La vieille camionnette bringuebalante roule sur le chemin forestier. Jean a préféré ne pas prendre la route principale afin d'éviter de mauvaises rencontres. Pendant un moment, perdu dans ses pensées, il reste silencieux. Puis, s’adressant à Benoît, il s'enquiert : « Au fait, je ne sais toujours pas qui tu es, d'où tu viens et ce que tu faisais par ici. »
Préférant mentir sur son identité tant la situation présente semble irréelle, il choisit naturellement le nom de son meilleur camarade.
– Je m'appelle Benoît Tavel. J'habite Bordeaux, je suis médecin. Je rendais visite à un oncle qui réside à Floirac.
– Et bien ! Quelques soient les raisons qui t'ont amené ici, je te dois une fière chandelle. Bon, je vais te déposer à la gare de Bouilac. Tu pourras rentrer à Bordeaux. Il est préférable que tu ne t'éternises pas ici.
– Mais, je peux vous accompagner. Vous aurez peut-être besoin d'aide.

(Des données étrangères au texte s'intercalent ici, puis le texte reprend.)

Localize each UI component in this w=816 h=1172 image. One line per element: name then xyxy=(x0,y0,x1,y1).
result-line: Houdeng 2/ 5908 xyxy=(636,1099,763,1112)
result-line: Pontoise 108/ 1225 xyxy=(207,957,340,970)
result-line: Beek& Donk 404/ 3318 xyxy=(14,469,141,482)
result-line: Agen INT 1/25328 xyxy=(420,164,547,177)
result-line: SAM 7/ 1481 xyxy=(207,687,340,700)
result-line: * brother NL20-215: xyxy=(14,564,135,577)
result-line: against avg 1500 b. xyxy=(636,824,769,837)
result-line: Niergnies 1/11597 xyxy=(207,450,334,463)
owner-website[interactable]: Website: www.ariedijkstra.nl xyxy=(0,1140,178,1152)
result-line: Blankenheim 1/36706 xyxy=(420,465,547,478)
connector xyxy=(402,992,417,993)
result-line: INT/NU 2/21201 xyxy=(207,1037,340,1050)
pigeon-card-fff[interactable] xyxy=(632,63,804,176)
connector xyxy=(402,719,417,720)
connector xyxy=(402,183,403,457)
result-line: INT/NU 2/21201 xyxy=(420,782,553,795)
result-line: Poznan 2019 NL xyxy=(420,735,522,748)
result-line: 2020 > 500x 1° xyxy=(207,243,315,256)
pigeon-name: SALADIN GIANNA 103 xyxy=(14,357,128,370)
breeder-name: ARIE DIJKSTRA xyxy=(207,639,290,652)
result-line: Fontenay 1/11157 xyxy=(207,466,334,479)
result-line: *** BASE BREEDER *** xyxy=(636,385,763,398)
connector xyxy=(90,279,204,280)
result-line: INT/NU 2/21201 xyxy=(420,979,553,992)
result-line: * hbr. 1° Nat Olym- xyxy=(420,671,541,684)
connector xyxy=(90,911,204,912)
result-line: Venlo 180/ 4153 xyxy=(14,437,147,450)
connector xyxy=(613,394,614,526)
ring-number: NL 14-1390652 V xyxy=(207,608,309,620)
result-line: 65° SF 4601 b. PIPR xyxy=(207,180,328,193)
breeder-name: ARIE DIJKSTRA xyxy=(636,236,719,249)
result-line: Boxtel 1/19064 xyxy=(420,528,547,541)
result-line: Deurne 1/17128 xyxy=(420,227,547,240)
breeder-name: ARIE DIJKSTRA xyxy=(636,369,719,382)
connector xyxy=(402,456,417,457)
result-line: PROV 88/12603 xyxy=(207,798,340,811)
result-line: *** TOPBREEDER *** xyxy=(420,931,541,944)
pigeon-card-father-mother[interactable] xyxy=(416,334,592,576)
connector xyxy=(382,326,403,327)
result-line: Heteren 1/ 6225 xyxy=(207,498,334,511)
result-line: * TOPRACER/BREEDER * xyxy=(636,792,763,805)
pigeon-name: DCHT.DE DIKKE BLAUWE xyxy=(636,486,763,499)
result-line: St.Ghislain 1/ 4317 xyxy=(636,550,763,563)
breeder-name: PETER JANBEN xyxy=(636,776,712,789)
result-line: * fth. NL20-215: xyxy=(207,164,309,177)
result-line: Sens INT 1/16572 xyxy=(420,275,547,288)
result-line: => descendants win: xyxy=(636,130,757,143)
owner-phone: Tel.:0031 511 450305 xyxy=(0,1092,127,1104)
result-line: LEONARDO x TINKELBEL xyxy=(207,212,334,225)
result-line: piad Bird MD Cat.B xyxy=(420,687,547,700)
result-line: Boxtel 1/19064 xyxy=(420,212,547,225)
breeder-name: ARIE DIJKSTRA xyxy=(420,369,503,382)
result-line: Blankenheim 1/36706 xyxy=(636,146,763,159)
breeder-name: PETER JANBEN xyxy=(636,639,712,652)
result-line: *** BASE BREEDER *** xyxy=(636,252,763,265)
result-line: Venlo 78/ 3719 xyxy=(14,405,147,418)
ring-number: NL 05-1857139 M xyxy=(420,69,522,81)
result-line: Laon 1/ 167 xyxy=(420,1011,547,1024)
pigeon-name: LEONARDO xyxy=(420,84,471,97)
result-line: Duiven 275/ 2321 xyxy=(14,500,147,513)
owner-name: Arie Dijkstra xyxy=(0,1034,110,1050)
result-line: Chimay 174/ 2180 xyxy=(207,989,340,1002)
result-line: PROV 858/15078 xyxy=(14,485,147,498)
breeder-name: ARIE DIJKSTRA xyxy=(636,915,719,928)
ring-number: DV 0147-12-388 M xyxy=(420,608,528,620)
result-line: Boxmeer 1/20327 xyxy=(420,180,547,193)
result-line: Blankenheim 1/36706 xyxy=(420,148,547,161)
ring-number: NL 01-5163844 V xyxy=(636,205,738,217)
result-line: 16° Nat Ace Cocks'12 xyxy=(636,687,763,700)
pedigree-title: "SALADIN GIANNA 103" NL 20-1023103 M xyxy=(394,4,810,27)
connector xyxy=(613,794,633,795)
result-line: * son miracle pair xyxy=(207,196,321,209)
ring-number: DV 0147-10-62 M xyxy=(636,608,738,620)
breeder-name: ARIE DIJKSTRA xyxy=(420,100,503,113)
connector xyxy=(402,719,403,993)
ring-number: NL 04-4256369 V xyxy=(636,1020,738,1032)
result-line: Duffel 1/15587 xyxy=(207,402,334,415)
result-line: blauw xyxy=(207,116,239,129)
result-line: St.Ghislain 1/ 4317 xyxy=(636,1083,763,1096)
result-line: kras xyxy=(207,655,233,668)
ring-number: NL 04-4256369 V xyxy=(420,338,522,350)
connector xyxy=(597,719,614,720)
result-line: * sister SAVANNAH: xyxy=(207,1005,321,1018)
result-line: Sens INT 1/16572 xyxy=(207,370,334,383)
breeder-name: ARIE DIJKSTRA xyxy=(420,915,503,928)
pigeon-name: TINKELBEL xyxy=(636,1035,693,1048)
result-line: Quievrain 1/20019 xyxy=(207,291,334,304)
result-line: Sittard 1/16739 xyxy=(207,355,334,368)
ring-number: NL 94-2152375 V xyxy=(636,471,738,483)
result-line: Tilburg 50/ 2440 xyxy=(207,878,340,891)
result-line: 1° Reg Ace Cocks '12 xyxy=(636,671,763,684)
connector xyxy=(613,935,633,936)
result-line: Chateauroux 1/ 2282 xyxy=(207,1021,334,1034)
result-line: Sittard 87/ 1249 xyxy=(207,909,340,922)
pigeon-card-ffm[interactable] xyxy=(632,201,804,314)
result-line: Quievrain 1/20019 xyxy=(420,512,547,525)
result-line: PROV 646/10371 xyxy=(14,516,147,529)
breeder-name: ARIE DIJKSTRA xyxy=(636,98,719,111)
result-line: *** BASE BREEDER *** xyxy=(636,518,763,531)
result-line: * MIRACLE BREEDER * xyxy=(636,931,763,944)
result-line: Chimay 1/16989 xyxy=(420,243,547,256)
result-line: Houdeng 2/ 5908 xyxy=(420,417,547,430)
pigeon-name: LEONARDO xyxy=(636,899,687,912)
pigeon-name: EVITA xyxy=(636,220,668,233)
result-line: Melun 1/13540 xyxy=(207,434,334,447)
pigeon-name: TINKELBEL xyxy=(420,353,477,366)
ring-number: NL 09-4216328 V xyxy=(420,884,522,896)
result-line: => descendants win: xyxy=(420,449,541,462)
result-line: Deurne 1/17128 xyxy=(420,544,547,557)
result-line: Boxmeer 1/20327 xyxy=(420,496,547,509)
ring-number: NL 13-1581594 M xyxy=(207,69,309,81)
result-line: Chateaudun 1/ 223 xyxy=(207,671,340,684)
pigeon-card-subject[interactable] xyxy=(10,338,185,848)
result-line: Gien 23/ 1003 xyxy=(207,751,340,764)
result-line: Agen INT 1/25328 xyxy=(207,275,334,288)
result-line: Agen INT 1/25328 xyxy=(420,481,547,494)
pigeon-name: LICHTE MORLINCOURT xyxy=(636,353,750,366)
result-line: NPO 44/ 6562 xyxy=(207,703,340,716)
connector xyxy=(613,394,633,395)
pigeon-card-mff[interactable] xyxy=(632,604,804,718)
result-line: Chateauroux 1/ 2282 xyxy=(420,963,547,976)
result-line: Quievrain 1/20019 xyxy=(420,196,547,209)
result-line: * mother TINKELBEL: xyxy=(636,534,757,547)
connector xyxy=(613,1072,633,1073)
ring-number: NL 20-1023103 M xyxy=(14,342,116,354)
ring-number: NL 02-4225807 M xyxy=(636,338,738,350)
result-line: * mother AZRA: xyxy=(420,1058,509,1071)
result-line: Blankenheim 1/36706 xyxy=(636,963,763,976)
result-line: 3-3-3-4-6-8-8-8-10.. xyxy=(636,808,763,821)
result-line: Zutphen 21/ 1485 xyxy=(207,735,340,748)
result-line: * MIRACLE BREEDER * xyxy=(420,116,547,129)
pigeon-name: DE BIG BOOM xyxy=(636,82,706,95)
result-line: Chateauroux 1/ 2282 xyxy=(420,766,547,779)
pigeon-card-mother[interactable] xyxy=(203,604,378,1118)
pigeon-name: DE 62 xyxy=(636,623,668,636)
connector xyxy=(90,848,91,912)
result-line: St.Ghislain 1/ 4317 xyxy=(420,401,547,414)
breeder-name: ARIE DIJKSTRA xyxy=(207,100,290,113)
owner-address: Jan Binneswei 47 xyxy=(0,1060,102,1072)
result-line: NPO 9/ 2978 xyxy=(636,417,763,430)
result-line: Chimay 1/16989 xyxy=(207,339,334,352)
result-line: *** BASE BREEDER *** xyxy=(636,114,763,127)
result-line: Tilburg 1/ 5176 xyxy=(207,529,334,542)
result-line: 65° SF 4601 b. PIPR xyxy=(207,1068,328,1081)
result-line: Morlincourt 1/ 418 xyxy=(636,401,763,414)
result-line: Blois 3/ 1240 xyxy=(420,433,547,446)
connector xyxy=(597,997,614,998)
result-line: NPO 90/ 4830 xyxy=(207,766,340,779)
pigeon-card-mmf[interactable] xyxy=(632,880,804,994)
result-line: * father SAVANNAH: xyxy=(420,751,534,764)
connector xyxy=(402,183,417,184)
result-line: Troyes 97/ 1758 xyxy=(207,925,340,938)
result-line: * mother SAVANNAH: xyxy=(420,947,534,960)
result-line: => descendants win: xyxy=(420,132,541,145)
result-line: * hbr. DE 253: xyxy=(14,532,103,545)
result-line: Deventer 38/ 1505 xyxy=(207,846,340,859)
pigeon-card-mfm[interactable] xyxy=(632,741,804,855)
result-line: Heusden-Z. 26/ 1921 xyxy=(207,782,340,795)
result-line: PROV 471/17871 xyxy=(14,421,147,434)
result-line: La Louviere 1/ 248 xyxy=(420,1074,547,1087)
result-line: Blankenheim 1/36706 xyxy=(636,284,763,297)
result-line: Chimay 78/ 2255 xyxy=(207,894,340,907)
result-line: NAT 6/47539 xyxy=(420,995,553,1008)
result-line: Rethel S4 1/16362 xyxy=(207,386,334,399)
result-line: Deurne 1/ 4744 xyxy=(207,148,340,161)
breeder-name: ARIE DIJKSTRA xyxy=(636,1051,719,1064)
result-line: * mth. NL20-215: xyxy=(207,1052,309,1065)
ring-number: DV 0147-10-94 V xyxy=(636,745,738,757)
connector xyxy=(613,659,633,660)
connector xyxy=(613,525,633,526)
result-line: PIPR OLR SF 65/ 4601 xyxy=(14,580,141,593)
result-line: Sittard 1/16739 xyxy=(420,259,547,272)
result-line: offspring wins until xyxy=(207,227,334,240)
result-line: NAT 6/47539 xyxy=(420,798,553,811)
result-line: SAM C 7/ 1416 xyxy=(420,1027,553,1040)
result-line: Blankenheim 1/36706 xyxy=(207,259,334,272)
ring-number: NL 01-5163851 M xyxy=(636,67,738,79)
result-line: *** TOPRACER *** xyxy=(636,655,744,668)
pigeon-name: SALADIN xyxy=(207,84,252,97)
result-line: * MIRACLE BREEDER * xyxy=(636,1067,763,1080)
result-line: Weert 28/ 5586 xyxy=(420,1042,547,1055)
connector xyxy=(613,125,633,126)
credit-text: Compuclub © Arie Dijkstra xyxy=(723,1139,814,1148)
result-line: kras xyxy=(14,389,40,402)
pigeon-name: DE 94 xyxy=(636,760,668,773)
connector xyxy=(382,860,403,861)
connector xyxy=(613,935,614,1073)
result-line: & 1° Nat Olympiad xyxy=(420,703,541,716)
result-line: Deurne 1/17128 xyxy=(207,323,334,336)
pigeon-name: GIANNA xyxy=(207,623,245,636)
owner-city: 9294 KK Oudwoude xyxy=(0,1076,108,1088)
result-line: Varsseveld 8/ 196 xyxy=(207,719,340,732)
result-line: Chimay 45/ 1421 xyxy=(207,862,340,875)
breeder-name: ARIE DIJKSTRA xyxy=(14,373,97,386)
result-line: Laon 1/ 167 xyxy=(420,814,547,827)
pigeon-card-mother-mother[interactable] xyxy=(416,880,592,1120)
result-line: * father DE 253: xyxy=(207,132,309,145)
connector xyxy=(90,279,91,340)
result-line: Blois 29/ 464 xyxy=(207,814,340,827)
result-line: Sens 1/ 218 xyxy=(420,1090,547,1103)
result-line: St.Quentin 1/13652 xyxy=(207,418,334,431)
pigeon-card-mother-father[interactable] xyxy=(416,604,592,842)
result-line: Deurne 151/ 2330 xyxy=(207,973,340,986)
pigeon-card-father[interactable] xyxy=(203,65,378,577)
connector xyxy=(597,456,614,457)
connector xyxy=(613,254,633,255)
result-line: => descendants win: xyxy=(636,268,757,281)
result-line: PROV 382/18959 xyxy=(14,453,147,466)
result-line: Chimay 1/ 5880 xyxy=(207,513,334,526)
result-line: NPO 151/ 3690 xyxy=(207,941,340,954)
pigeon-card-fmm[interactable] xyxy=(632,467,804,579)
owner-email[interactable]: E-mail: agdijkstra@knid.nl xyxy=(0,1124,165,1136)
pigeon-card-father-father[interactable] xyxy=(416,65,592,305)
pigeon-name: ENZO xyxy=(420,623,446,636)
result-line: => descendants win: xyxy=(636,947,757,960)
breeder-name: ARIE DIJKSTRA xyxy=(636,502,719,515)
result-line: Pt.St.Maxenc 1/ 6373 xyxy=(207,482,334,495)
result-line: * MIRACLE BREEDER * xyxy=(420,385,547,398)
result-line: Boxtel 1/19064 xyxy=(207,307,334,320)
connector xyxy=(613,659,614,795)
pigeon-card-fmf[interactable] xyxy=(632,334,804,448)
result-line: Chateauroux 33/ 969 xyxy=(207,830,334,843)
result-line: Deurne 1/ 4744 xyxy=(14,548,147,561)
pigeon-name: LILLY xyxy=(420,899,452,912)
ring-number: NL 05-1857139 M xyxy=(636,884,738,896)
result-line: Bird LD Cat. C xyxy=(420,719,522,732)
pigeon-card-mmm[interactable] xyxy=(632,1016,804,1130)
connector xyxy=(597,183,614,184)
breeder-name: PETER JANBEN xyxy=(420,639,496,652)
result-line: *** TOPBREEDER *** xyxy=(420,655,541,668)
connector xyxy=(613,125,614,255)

– Non, tu en as assez fait. Et puis, par les temps qui courent, on a besoin de docteurs.
Il freine devant la gare. Benoît descend.
– Bonne chance mon ami.
– Bonne chance à toi, mon gars.
Ils se donnent une accolade. Le véhicule redémarre aussitôt, laissant entrevoir un épais nuage de fumée. Assis sur un banc devant la gare, Benoît se remémore la journée qui vient de s'écouler. L'aube est à peine levée et il est seul, perdu dans ses pensées. A ses pieds, gît son sac à dos dans lequel Mamette avait pris soin de déposer avant son départ : une dizaine de bougies, une fiole contenant une potion et noter sur une feuille de papier la formule qu'il devrait prononcer pour revenir à l’ère moderne. Il se lève, cherche un coin discret où installer son matériel. Il allume les bougies, les dispose en cercle, se place au centre, avale la potion, ouvre le feuillet et réfléchit. Les De Laville ont toujours été à l'origine des malheurs de sa famille depuis des siècles. Benoît se souvient parfaitement d'Anne De Maison, son aïeule dont son grand-père lui a parlé. Il sait ce que ce dernier a subi durant la guerre. Lui-même s'est vu refuser la place dont il rêvait à cause d'un De Laville. Oui, bien sûr, il vient de changer le futur de Jean et sans aucun doute le sien par la même occasion. Mais, ceux qui les ont précédés, quelle a été leur vie ? Il se rappelle les recommandations de Mamette : « Surtout, Benoît. Après avoir prononcé la formule, tu dois préciser 2019 pour revenir vers moi. Benoit, tu as bien compris ? »
Comme dans un rêve, il prononce la litanie. Puis, au moment d'énoncer la date, il se ravise et crie : « 1789 ! »
Les bras allongés, comme pour prendre son envol, il pense être soulevé par une légère brise et ainsi flotter jusqu'à sa prochaine destination. Il n'en est rien. C'est un vent violent qui le soulève et le secoue dans tous les sens. Terrorisé, il se découvre à quelques mètres du sol. La tempête s'intensifie. C'est à présent une explosion d'éclairs qui illumine le ciel et le fracas du tonnerre qui retentit dans la vallée. Son corps reste immobile, comme tétanisé. Le voilà entraîné à la vitesse de la lumière dans un tunnel sans fin. Des cris et des hurlements retentissent. Il perçoit des ombres cauchemardesques. Il voit défiler devant ses yeux certains moments de sa vie. Le voilà en compagnie de ses parents, de Mamette, de ses grands-parents. Il voudrait les prendre dans ses bras mais le cyclone se déchaîne et l’entraîne toujours plus loin. L'opacité est totale, menaçante, sans fin. Plus rien ne peut le sauver. Le vide est omniprésent. Il est condamné au néant.